Why Isn't the Sum of Torques Zero in This Ladder Equilibrium Problem?

[Elias Waranoi]

Homework Statement

Two ladders, 4.00 m and 3.00 m long, are hinged at point A and tied together by a horizontal rope 0.90 m above the floor (Fig. P11.89). The ladders weigh 480 N and 360 N, respectively, and the center of gravity of each is at its center. Assume that the floor is freshly waxed and frictionless. (a) Find the upward force at the bottom of each ladder. (b) Find the tension in the rope. (c) Find the magnitude of the force one ladder exerts on the other at point A

Homework Equations

τ = F×L

The Attempt at a Solution

So with the help of my textbook I was able to solve (c) by taking the sum of vertical forces of the right ladder F_normal - F_gravity = F_y and sum of horizontal forces F_tension = F_x and correctly got the magnitude of the force one ladder exerts on the other at point A to be 335 Newton.

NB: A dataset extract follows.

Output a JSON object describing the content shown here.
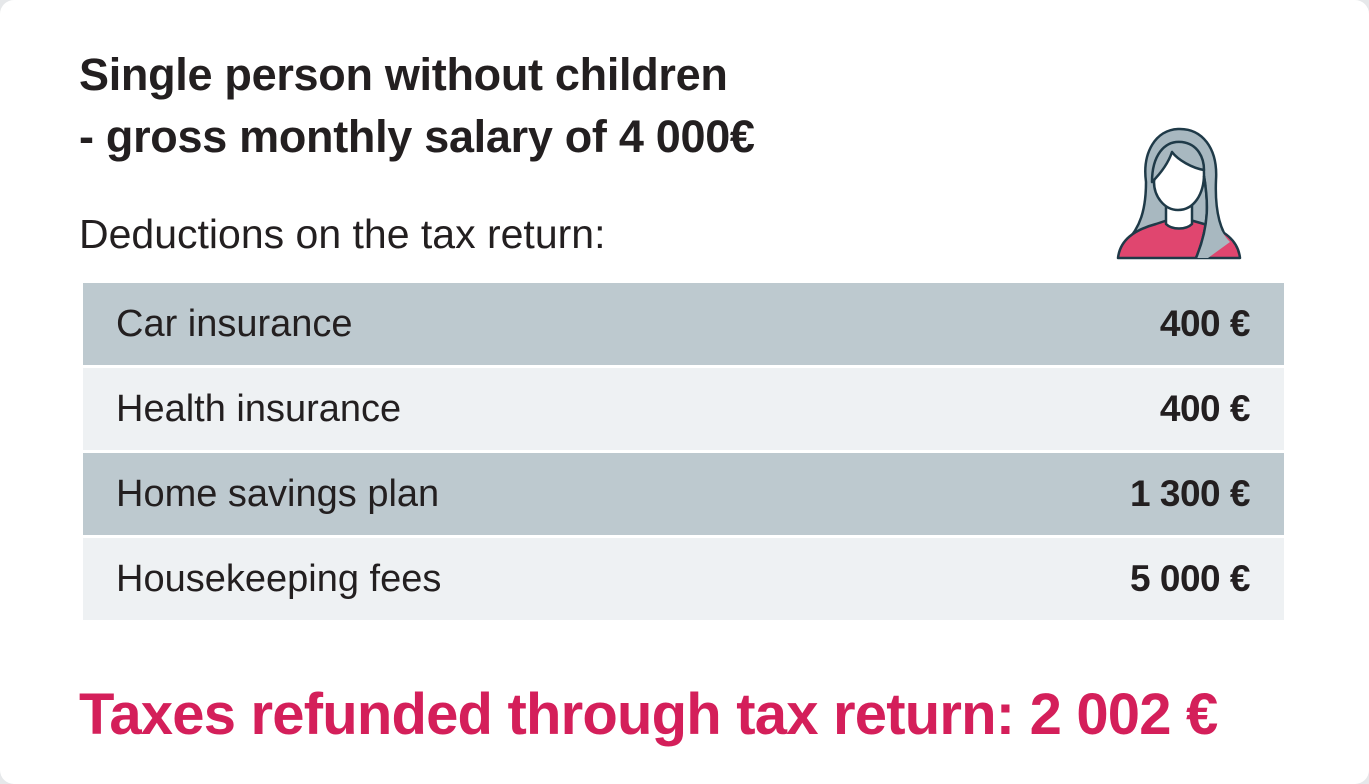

This got me thinking though, since the ladder is in static equilibrium and we have all the forces acting on the right ladder then the sum of torque τ on that ladder should be zero right? I did the maths and got F_gravity*cos(53.13)*1.5 + F_tension*0.9 - F_x*sin(53.13)*3 = -160 where 53.13 is the angle in degrees between the floor and right ladder, 1.5 is half the length of the ladder and 3 is the length of the ladder. This is not zero, why not? Is my math wrong? Are there other forces affecting the torque about the point between the right ladder and the floor that I did not account for?

 

[BvU]

F_x*sin(53.13)*3

Where's F_y ?

 

[Elias Waranoi]

Where's F_y ?

But F_y is pararell to the length of the torque so it shouldn't contribute to the torque right?

 

[TomHart]

The perpendicular distance of Fy to the moment point is not zero. If you draw a vertical line downward from Fy, the perpendicular distance from the moment will be where that line intersects the ground.

 

[Elias Waranoi]

The perpendicular distance of Fy to the moment point is not zero. If you draw a vertical line downward from Fy, the perpendicular distance from the moment will be where that line intersects the ground.

oops, thank you. But it's still weird, with counter-clockwise rotation being the positive torque I get F_gravity*cos(53.13)*1.5 + F_tension*0.9 - F_x*sin(53.13)*3 - F_y*cos(53.13)*3 = -321. If I add F_y as a positive torque I get zero for some reason. F_gravity is 360N, F_tension is 322N, F_x is F_normal - F_gravity = 89N and F_y is F_tension = 322N.

 

[TomHart]

Did you find Fy to be an upward force acting on the 3 meter ladder? I thought it was a downward force as it acted on the 3 meter ladder, and an upward force on the 4 meter ladder.

 

[Elias Waranoi]

Well the answer for (a) quoted from the book "449 N (3.00-m ladder)" and from how I interpret the question, the 3.00m ladder is the one weighing 360 N. To get vertical force equilibrium I can't make this into anything but an upward force on the 3 meter ladder.

 

[TomHart]

The normal force (an upward force) on the 3 meter ladder is 449 N. Is that what you are saying? If so, I agree. The weight of the 3 meter ladder is 360 N. At this point your upward force is greater than your downward force by 89 N. Don't you need an addition 89 N downward to achieve equilibrium?

 

[Elias Waranoi]

...!
You're right! Everything adds up now :'D Thank you very much for helping me out.